Based on our roots in open data, transparency is big here. The Namara DevNotes series is a glimpse inside of our tech, bringing the latest updates on our Namara platform. Chris Sandison is the Principal Engineer at ThinkData Works and provides an overview of the Namara integration with Sentry.io.
I joined ThinkData late in the summer of 2016. At the time, the development team’s responsibilities included:
- the Namara API (a matured Ruby on Rails monolith),
- the Ingest pipeline (4 ruby services),
- Unity (a Ruby on Rails full-stack application, which was just crawling out of its alpha stage).
The users we designed for were our in-house team of data engineers and research analysts. Our use cases centred around fielding client requests and reliably ingesting a growing volume of data.
Having a close proximity with our power users offered some advantages:
- We could quickly work through design cases and perform comprehensive QA on new features
- We would receive immediate notification if anything went wrong with a new release
- We were able to work alongside affected users to diagnose and reproduce issues
Addressing issues involved log parsing, re-ingesting partial or entire datasets, and having users take us through the steps to reproduce bugs. As much as we love to get our hands dirty, that's not something you can do with enterprise clients. It was clear that integrating with an issue tracking and error notification system was needed.
We required a solution that:
- Notified us when errors occur on any part of the platform
- Tracked error history, frequency, and regressions
- Exposed error context and specifics, including but not limited to affected user details, request payload, suspect data, and any other customizable fields
The Evolving Use Case
Fast forward to 2020: summer is here, and with it, a lot of changes to our platform and how we design. In the past year, we have been re-architecting Namara as a suite of micro-services (we'll tell you all about that in a later blog post).
We've been using the Twirp RPC framework by Twitch, which generates server and client code using Golang’s net/http library. Services are initialized from an evolving boilerplate application that defines our best practices for coding and hooks into any shared infrastructure — namely logging, message queueing, and our OpenTracing service.
The growth of our user base means we design for remote data scientists working on dedicated deployments of Namara. They ingest and manage their own data in an isolated and secure environment. This change means that we have lost the luxury of building a product for an in-house team. Our team has had to change the way that we design, code, test, and deploy.
We now required a solution that would:
- Notify us when errors occur on any part of the platform at least as fast as any one client can report it
- Tracks error history, frequency, and regressions
- Exposes error context and specifics, including but not limited to affected user details, request payload, suspect data, affected client deployments, and any other customizable fields
- Allow us to triage and verify errors without the client’s involvement or access to their data
After evaluating several solutions, we went with Sentry. Along with meeting all of our core requirements, it boasts a collection of continually growing client libraries and integrations. We have made excellent use of their team and project management features by including Sentry signup as part of our engineering team on-boarding.
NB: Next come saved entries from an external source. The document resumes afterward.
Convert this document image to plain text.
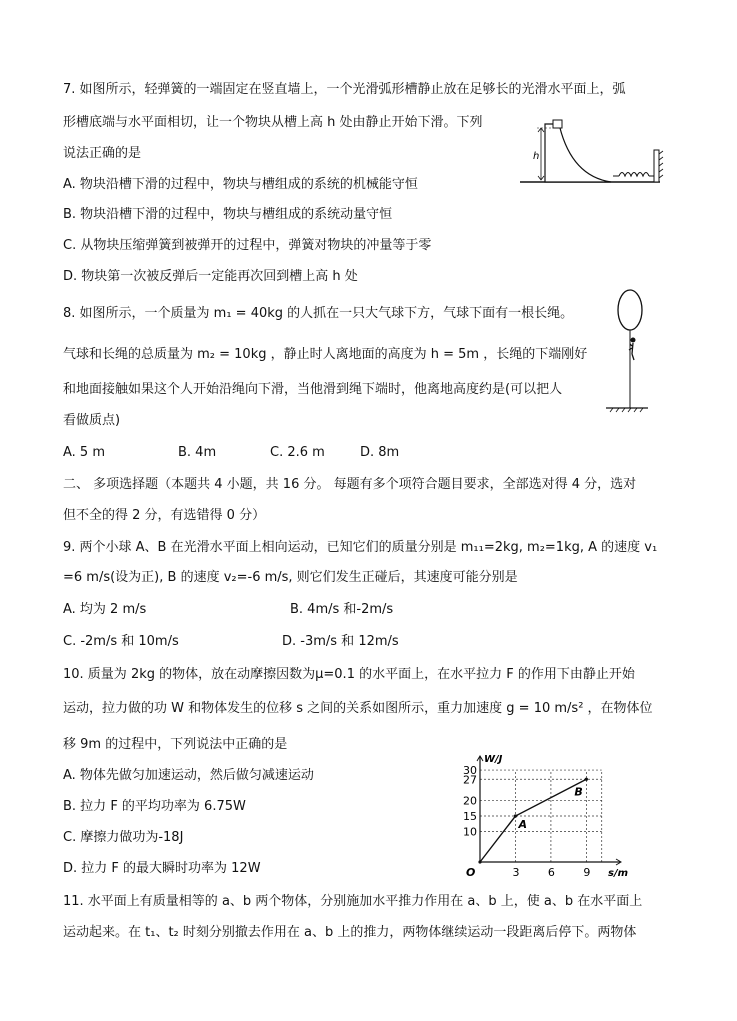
7. 如图所示，轻弹簧的一端固定在竖直墙上，一个光滑弧形槽静止放在足够长的光滑水平面上，弧
形槽底端与水平面相切，让一个物块从槽上高 h 处由静止开始下滑。下列
说法正确的是
A. 物块沿槽下滑的过程中，物块与槽组成的系统的机械能守恒
B. 物块沿槽下滑的过程中，物块与槽组成的系统动量守恒
C. 从物块压缩弹簧到被弹开的过程中，弹簧对物块的冲量等于零
D. 物块第一次被反弹后一定能再次回到槽上高 h 处
h
8. 如图所示，一个质量为 m₁ = 40kg 的人抓在一只大气球下方，气球下面有一根长绳。
气球和长绳的总质量为 m₂ = 10kg ，静止时人离地面的高度为 h = 5m ，长绳的下端刚好
和地面接触如果这个人开始沿绳向下滑，当他滑到绳下端时，他离地高度约是(可以把人
看做质点)
A. 5 m	B. 4m	C. 2.6 m	D. 8m
二、 多项选择题（本题共 4 小题，共 16 分。 每题有多个项符合题目要求，全部选对得 4 分，选对
但不全的得 2 分，有选错得 0 分）
9. 两个小球 A、B 在光滑水平面上相向运动，已知它们的质量分别是 m₁₁=2kg, m₂=1kg, A 的速度 v₁
=6 m/s(设为正), B 的速度 v₂=-6 m/s, 则它们发生正碰后，其速度可能分别是
A. 均为 2 m/s	B. 4m/s 和-2m/s
C. -2m/s 和 10m/s	D. -3m/s 和 12m/s
10. 质量为 2kg 的物体，放在动摩擦因数为μ=0.1 的水平面上，在水平拉力 F 的作用下由静止开始
运动，拉力做的功 W 和物体发生的位移 s 之间的关系如图所示，重力加速度 g = 10 m/s² ，在物体位
移 9m 的过程中，下列说法中正确的是
A. 物体先做匀加速运动，然后做匀减速运动
B. 拉力 F 的平均功率为 6.75W
C. 摩擦力做功为-18J
D. 拉力 F 的最大瞬时功率为 12W	3	6	9
10
15
20
27
30
O	s/m
W/J
A
B
11. 水平面上有质量相等的 a、b 两个物体，分别施加水平推力作用在 a、b 上，使 a、b 在水平面上
运动起来。在 t₁、t₂ 时刻分别撤去作用在 a、b 上的推力，两物体继续运动一段距离后停下。两物体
We also utilize their Github tie-ins as well as email and Slack notifications to make us aware and prepared faster.
Most important of all, addressing and triaging incoming bugs has become a task that can be delegated to a single developer, creating comprehensive product ownership amongst any team.
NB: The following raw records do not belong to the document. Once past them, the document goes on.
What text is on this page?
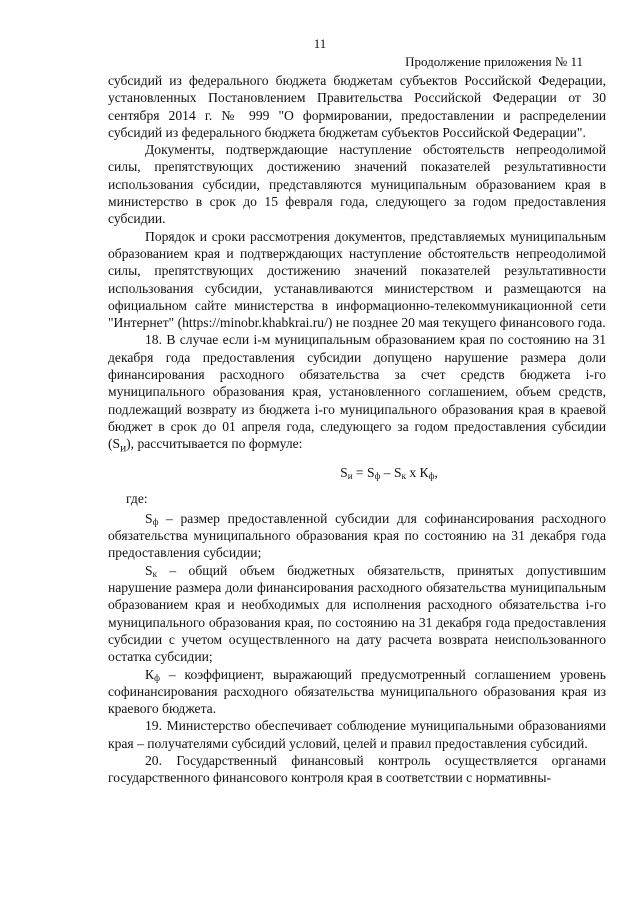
11
Продолжение приложения № 11

субсидий из федерального бюджета бюджетам субъектов Российской Федерации, установленных Постановлением Правительства Российской Федерации от 30 сентября 2014 г. № 999 "О формировании, предоставлении и распределении субсидий из федерального бюджета бюджетам субъектов Российской Федерации".

Документы, подтверждающие наступление обстоятельств непреодолимой силы, препятствующих достижению значений показателей результативности использования субсидии, представляются муниципальным образованием края в министерство в срок до 15 февраля года, следующего за годом предоставления субсидии.

Порядок и сроки рассмотрения документов, представляемых муниципальным образованием края и подтверждающих наступление обстоятельств непреодолимой силы, препятствующих достижению значений показателей результативности использования субсидии, устанавливаются министерством и размещаются на официальном сайте министерства в информационно-телекоммуникационной сети "Интернет" (https://minobr.khabkrai.ru/) не позднее 20 мая текущего финансового года.

18. В случае если i-м муниципальным образованием края по состоянию на 31 декабря года предоставления субсидии допущено нарушение размера доли финансирования расходного обязательства за счет средств бюджета i-го муниципального образования края, установленного соглашением, объем средств, подлежащий возврату из бюджета i-го муниципального образования края в краевой бюджет в срок до 01 апреля года, следующего за годом предоставления субсидии $(S_и)$, рассчитывается по формуле:

$S_и = S_ф - S_к$ х $К_ф$,

где:

$S_ф$ – размер предоставленной субсидии для софинансирования расходного обязательства муниципального образования края по состоянию на 31 декабря года предоставления субсидии;

$S_к$ – общий объем бюджетных обязательств, принятых допустившим нарушение размера доли финансирования расходного обязательства муниципальным образованием края и необходимых для исполнения расходного обязательства i-го муниципального образования края, по состоянию на 31 декабря года предоставления субсидии с учетом осуществленного на дату расчета возврата неиспользованного остатка субсидии;

$К_ф$ – коэффициент, выражающий предусмотренный соглашением уровень софинансирования расходного обязательства муниципального образования края из краевого бюджета.

19. Министерство обеспечивает соблюдение муниципальными образованиями края – получателями субсидий условий, целей и правил предоставления субсидий.

20. Государственный финансовый контроль осуществляется органами государственного финансового контроля края в соответствии с нормативны-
Integrating with a MonolithFor our APIs, we employed two patterns:
- A middleware approach to notify us of any unexpected errors for any request
- A service call that could be dropped in-line for any application
For both cases, we found that wrapping Sentry’s Raven library in a service class allowed us to do both. It could accept user and requests context, environment variables, and generic payloads.
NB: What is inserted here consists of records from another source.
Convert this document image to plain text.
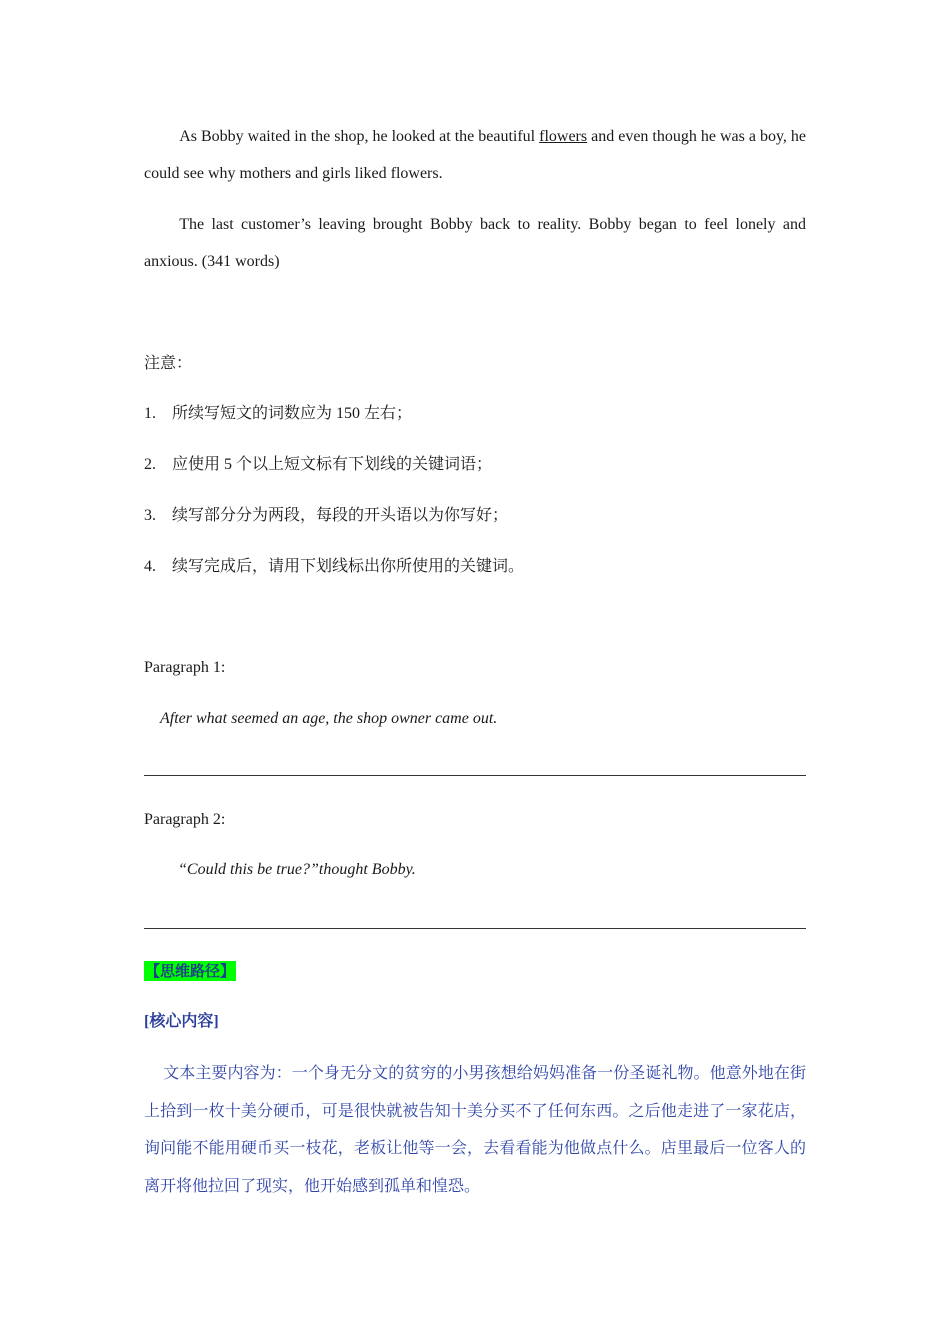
As Bobby waited in the shop, he looked at the beautiful flowers and even though he was a boy, he could see why mothers and girls liked flowers.
The last customer’s leaving brought Bobby back to reality. Bobby began to feel lonely and anxious. (341 words)
注意：
1. 所续写短文的词数应为 150 左右；
2. 应使用 5 个以上短文标有下划线的关键词语；
3. 续写部分分为两段，每段的开头语以为你写好；
4. 续写完成后，请用下划线标出你所使用的关键词。
Paragraph 1:
After what seemed an age, the shop owner came out.
Paragraph 2:
“Could this be true?”thought Bobby.
【思维路径】
[核心内容]
文本主要内容为：一个身无分文的贫穷的小男孩想给妈妈准备一份圣诞礼物。他意外地在街上拾到一枚十美分硬币，可是很快就被告知十美分买不了任何东西。之后他走进了一家花店，询问能不能用硬币买一枝花，老板让他等一会，去看看能为他做点什么。店里最后一位客人的离开将他拉回了现实，他开始感到孤单和惶恐。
Integrating with Micro-services
Golang applications do not handle errors with the same broad strokes as a Ruby on Rails application. Handling returned errors is a cornerstone of Go development, and in our case, it always touches the same pieces of service infrastructure. It’s only natural that registering errors with Sentry is another piece of that infrastructure.
By starting with Sentry’s golang net/http docs, we construct a per-request wrapper that ties into Sentry’s notifier, alongside logging, tracing, error handling, and service recovery. On any error or panic, the handler constructs a custom error context with details, tags, a stacktrace, and the final error to return to the service consumer.
What This Means for the Namara Platform
In all cases, integrating with Sentry improved turnaround for addressing bugs, tracking error regressions, catching issues with fresh releases, detecting problems with service-to-service communication, and watching for suspicious user behaviour.
Sentry is part of our daily work — all the way from design to maintenance. It is crucial to our application infrastructure, right alongside logging, opentracing, and service recovery patterns. It has scaled-out to many services, in many environments, and on many deployments. It has allowed the Namara platform codebase to stay reliable, extensible, and accessible to any developer who joins our team.